0

I'm using a web API to call and receive data to build out an SQL database for historical energy prices. For context, energy prices are set at what are called "nodes", and each node has 20 years of historical data.

I can receive the data in JSON or XML format. I need to do one operation with the received data before I put it into the SQL database. Namely, I need to convert each hour given in Eastern Daylight Time back to its Eastern Standard Time equivalent.

Being brand new to Python (learned in last two weeks), I initially went down a path more intuitive to me:

HTTP Request (XML format) -> Parse to XML object in Python -> Convert Datetime -> Place in SQL database

The total size of the data I'm attempting to get is roughly 150GB. Because of this, I wanted to get the data in an asynchronous matter and format/put into SQL as it came in from hundreds of API calls (there's a 50000 row limit to what I can get at a time). I was using a ThreadPool to do this. Once the data was received, I attempted to use a ProcessPool to convert this data into the format I needed to place into my SQL database, but was unsuccessful.
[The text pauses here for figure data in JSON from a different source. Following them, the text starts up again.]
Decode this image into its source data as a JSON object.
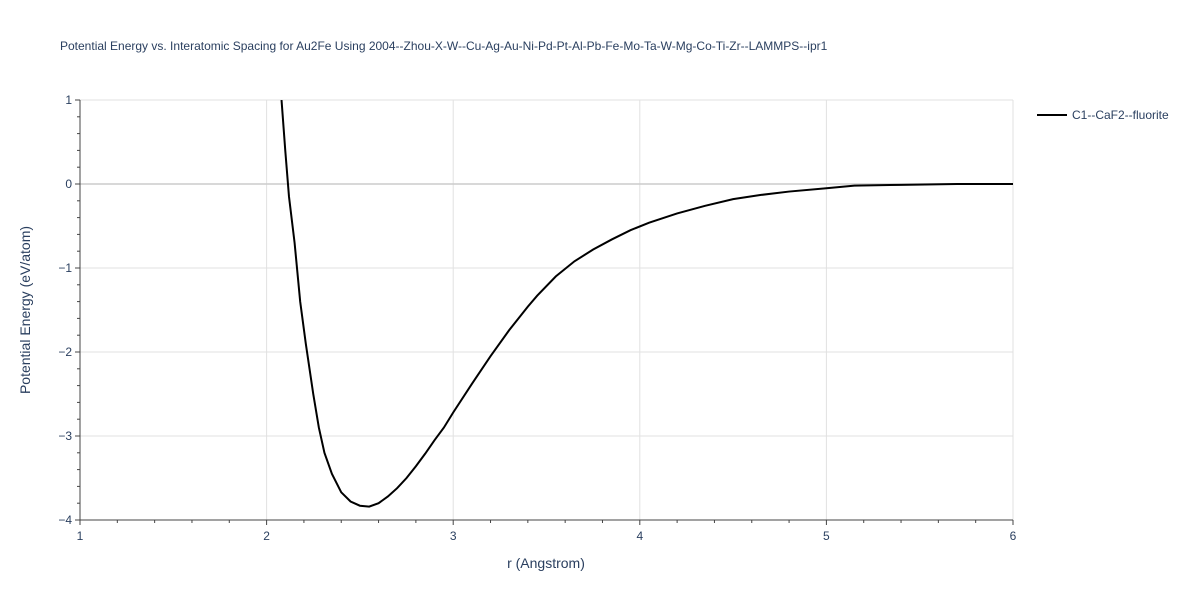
{
  "chart_data": {
    "type": "line",
    "title": "Potential Energy vs. Interatomic Spacing for Au2Fe Using 2004--Zhou-X-W--Cu-Ag-Au-Ni-Pd-Pt-Al-Pb-Fe-Mo-Ta-W-Mg-Co-Ti-Zr--LAMMPS--ipr1",
    "xlabel": "r (Angstrom)",
    "ylabel": "Potential Energy (eV/atom)",
    "xlim": [
      1,
      6
    ],
    "ylim": [
      -4,
      1
    ],
    "x_ticks": [
      1,
      2,
      3,
      4,
      5,
      6
    ],
    "x_tick_labels": [
      "1",
      "2",
      "3",
      "4",
      "5",
      "6"
    ],
    "y_ticks": [
      1,
      0,
      -1,
      -2,
      -3,
      -4
    ],
    "y_tick_labels": [
      "1",
      "0",
      "−1",
      "−2",
      "−3",
      "−4"
    ],
    "grid": true,
    "legend_position": "top-right",
    "series": [
      {
        "name": "C1--CaF2--fluorite",
        "color": "#000000",
        "x": [
          2.08,
          2.1,
          2.12,
          2.15,
          2.18,
          2.21,
          2.25,
          2.28,
          2.31,
          2.35,
          2.4,
          2.45,
          2.5,
          2.55,
          2.6,
          2.65,
          2.7,
          2.75,
          2.8,
          2.85,
          2.9,
          2.95,
          3.0,
          3.1,
          3.2,
          3.3,
          3.35,
          3.4,
          3.45,
          3.55,
          3.65,
          3.75,
          3.85,
          3.95,
          4.05,
          4.2,
          4.35,
          4.5,
          4.65,
          4.8,
          5.0,
          5.15,
          5.4,
          5.7,
          6.0
        ],
        "y": [
          1.0,
          0.4,
          -0.15,
          -0.7,
          -1.4,
          -1.9,
          -2.5,
          -2.9,
          -3.2,
          -3.45,
          -3.67,
          -3.78,
          -3.83,
          -3.84,
          -3.8,
          -3.72,
          -3.62,
          -3.5,
          -3.36,
          -3.21,
          -3.05,
          -2.9,
          -2.72,
          -2.38,
          -2.05,
          -1.74,
          -1.6,
          -1.46,
          -1.33,
          -1.1,
          -0.92,
          -0.78,
          -0.66,
          -0.55,
          -0.46,
          -0.35,
          -0.26,
          -0.18,
          -0.13,
          -0.09,
          -0.05,
          -0.02,
          -0.01,
          0.0,
          0.0
        ]
      }
    ]
  }
}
Looking at the process from a high level, I think this process can be a lot more efficient. I think I can do the following:

HTTP Request (JSON Format) -> Parse to JSON object in Python -> Perform operation to convert datetime (map value using dictionary?) -> Place into SQL database

I just discovered the OPENJSON library in Python. Is this all I need to do this?

Another issue I need to look into are the limitations of SQLite3. Each node will have its own table in my database, so ideally I'd like to have as many instances of my program as possible getting, parsing, and putting data into my SQLite3 database.
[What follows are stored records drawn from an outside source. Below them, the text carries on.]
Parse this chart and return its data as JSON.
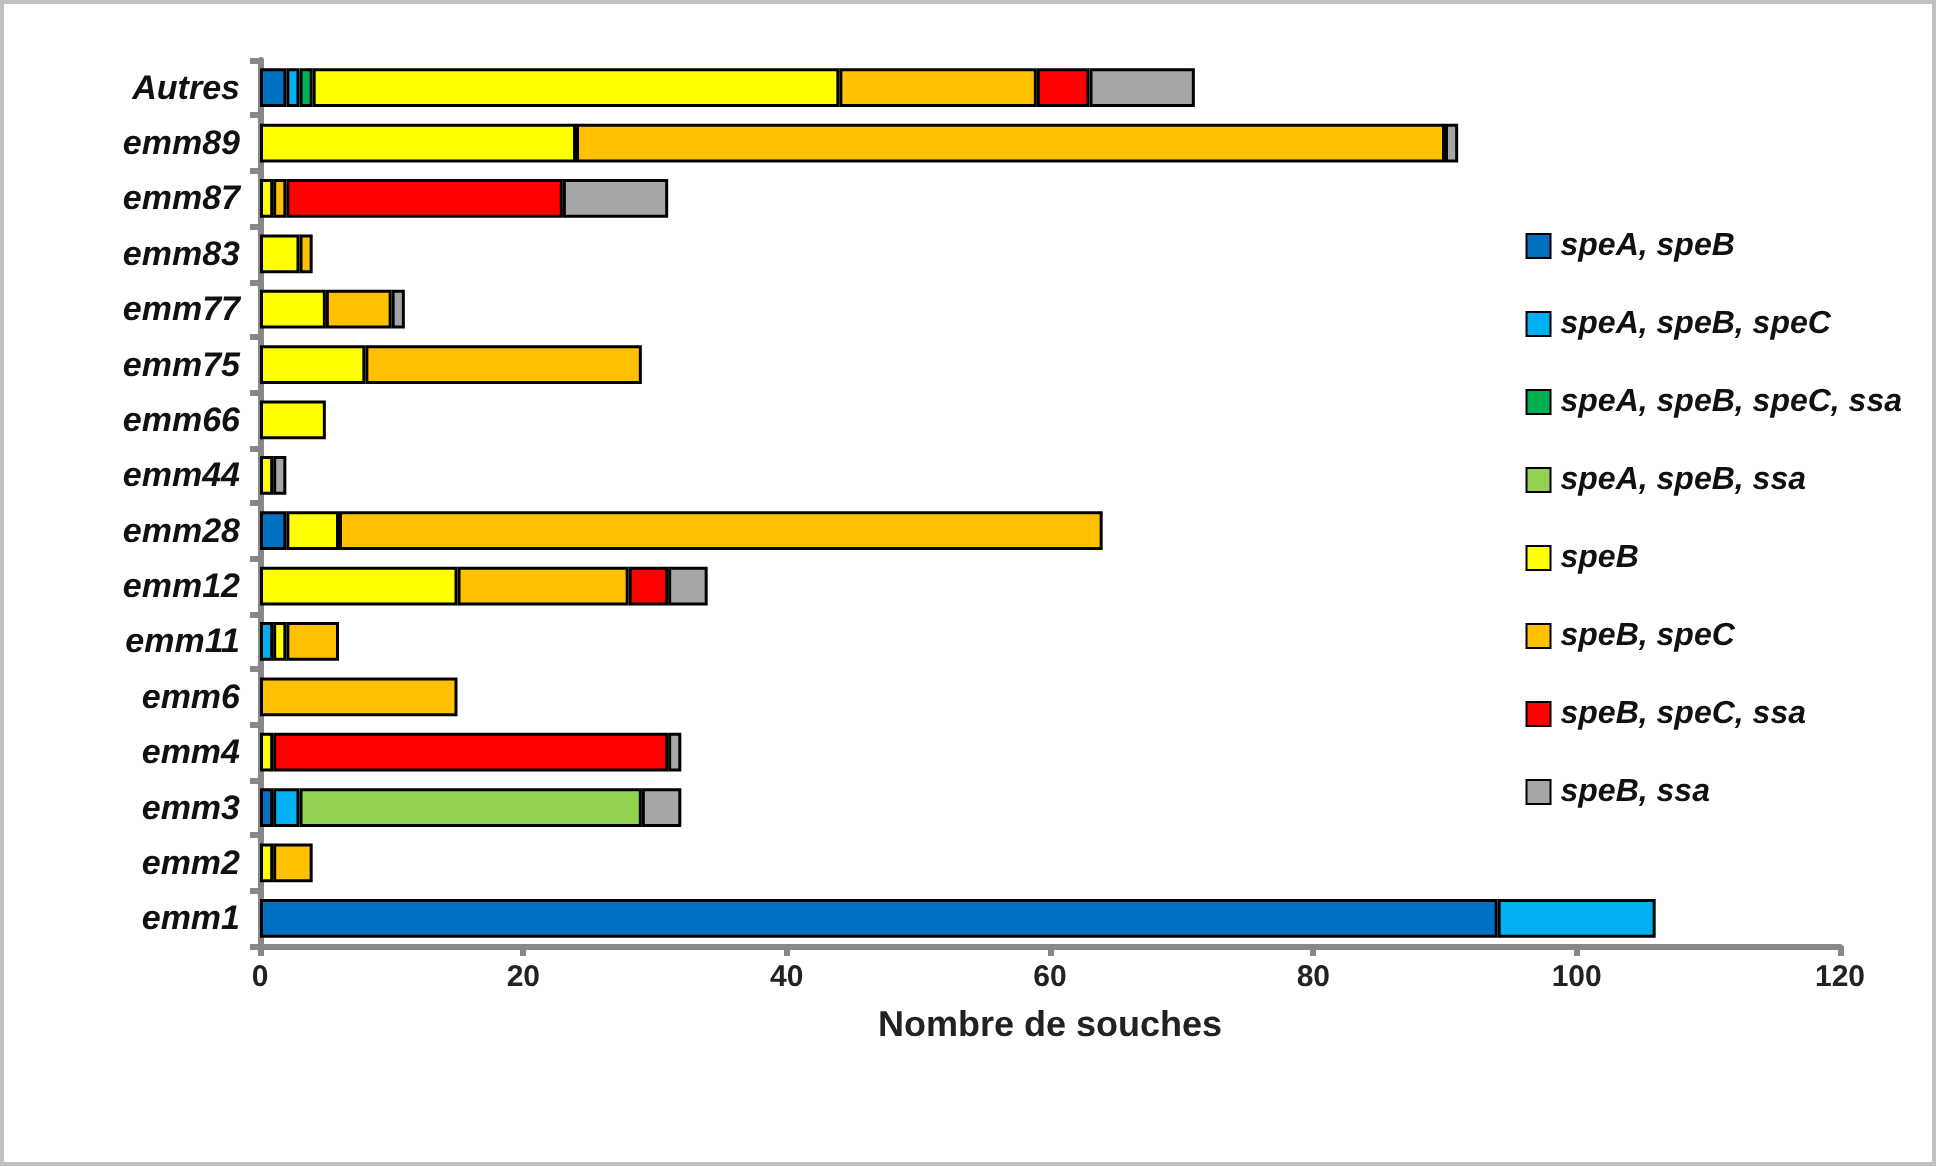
{
  "chart_data": {
    "type": "bar",
    "orientation": "horizontal",
    "stacked": true,
    "xlabel": "Nombre de souches",
    "categories": [
      "Autres",
      "emm89",
      "emm87",
      "emm83",
      "emm77",
      "emm75",
      "emm66",
      "emm44",
      "emm28",
      "emm12",
      "emm11",
      "emm6",
      "emm4",
      "emm3",
      "emm2",
      "emm1"
    ],
    "xlim": [
      0,
      120
    ],
    "xticks": [
      0,
      20,
      40,
      60,
      80,
      100,
      120
    ],
    "grid": false,
    "legend": "right",
    "series": [
      {
        "name": "speA, speB",
        "color": "#0070c0",
        "values": [
          2,
          null,
          null,
          null,
          null,
          null,
          null,
          null,
          2,
          null,
          null,
          null,
          null,
          1,
          null,
          94
        ]
      },
      {
        "name": "speA, speB, speC",
        "color": "#00b0f0",
        "values": [
          1,
          null,
          null,
          null,
          null,
          null,
          null,
          null,
          null,
          null,
          1,
          null,
          null,
          2,
          null,
          12
        ]
      },
      {
        "name": "speA, speB, speC, ssa",
        "color": "#00b050",
        "values": [
          1,
          null,
          null,
          null,
          null,
          null,
          null,
          null,
          null,
          null,
          null,
          null,
          null,
          null,
          null,
          null
        ]
      },
      {
        "name": "speA, speB, ssa",
        "color": "#92d050",
        "values": [
          null,
          null,
          null,
          null,
          null,
          null,
          null,
          null,
          null,
          null,
          null,
          null,
          null,
          26,
          null,
          null
        ]
      },
      {
        "name": "speB",
        "color": "#ffff00",
        "values": [
          40,
          24,
          1,
          3,
          5,
          8,
          5,
          1,
          4,
          15,
          1,
          null,
          1,
          null,
          1,
          null
        ]
      },
      {
        "name": "speB, speC",
        "color": "#ffc000",
        "values": [
          15,
          66,
          1,
          1,
          5,
          21,
          null,
          null,
          58,
          13,
          4,
          15,
          null,
          null,
          3,
          null
        ]
      },
      {
        "name": "speB, speC, ssa",
        "color": "#ff0000",
        "values": [
          4,
          null,
          21,
          null,
          null,
          null,
          null,
          null,
          null,
          3,
          null,
          null,
          30,
          null,
          null,
          null
        ]
      },
      {
        "name": "speB, ssa",
        "color": "#a6a6a6",
        "values": [
          8,
          1,
          8,
          null,
          1,
          null,
          null,
          1,
          null,
          3,
          null,
          null,
          1,
          3,
          null,
          null
        ]
      }
    ]
  }
}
Any help would be much appreciated!

user868178
  • 11
  • 3

1 Answers1

0

There is no definite answer to you question given so many unknowns but I can outline the way how to get to the solution.

Factors That Influence Performance

The processing is done in stages as you described (I'll abstract away the actual format for now for the reasons I'll describe a bit later):

  1. Fetch data from the remote service
  2. Parse data
  3. Convert data
  4. Store into local DB

For every stage there are some limiting factors that does not allow you to increase processing speed.

For fetching data some of them are:

  1. network bandwidth.
  2. parallelism that remote server supports: remote server may throttle connections and/or total speed for single user or it may be required by terms of usage to limit this on client side.
  3. data format used when downloading. Different formats add their own amount of unneeded/boilerplate formatting and/or data that is sent over network. It depends on the service and its API but it may be that returned XML is smaller than JSON so even XML is usually more verbose for your particular case XML is better.
  4. RAM amount (and swap speed) may be a limit on your system in (very unlikely) case that factors #1 and #2 do not limit you. In this case the downloaded date may not fit into RAM and will be swapped to disk and this will slowdown the download process.

For parsing the data:

  1. RAM amount (for the same reasons as above)
  2. Data format used.
  3. The parser used. Different parsers implementations for JSON for example have different speed.
  4. CPU power: speed and number of processing units.

For data conversion:

  1. RAM amount
  2. CPU power

For data storing:

  1. disk speed
  2. parallelism level the DB efficiently supports

These are not all factors that limit processing speed but just some most obvious. There are also some other unknown limitations.

Also there may be some overhead when passing data between stages. It depends on the design. In some designs (for example single process that reads the data from remote server, processes it in memory and stores to database) the overhead may be zero, but in some designs (multiple processes read data and stores it to files, another set of processes open these files and processes them and so on) the overhead may be quite big.

The final speed of processing is defined by speed of the slowest stage or speed of data passing between stages.

Not all of these factors can be predicted when you design a solution or choose between several designs. Given that there are unknown factors this is even more complicated.

Approach

To be systematic I would use the following approach:

  1. create simple solution (like single process reads data processes and stores to database)
  2. find the processing speed of every phase using that solution
  3. when you have processing speed of every phase look to the slowest phase (note that make sense to look only to the slowest as it defines the overall speed)
  4. then find
    • why it is slow?
    • what limits the speed and if that can be improved?
    • what is the theoretical limit of that stage? (for example if you have 1Gb network and one processing box you can't read data with the speed greater than 120MB/s, in practice it will be even smaller).
  5. Improve. The improvement is usually
    • optimize processing (like choose better format or library for parsing, remove operations that can be avoided etc) of single processor. If you hit (or is close to) the theoretical limit of the processing speed, you can't use this option.
    • add more parallelism

In general when you try to optimize something you need to have numbers and compare them when you are doing experiments.

Parallelism

Python

You should be careful when choose between threads and processes. As for example threads are not good for CPU intensive tasks. See more information on this Multiprocessing vs Threading Python

SQLite

SQLite may have some limitations when multiple processes work with single databases. You need to check if it is the limiting factor of your speed. Maybe you need to use another database that better fits for parallelism and then as an additional final step dump the data from it to SQLite in single shot (that would only require to read data sequentially and store it in SQLite and that may be much more efficient if compared to parallel write to single SQLite DB).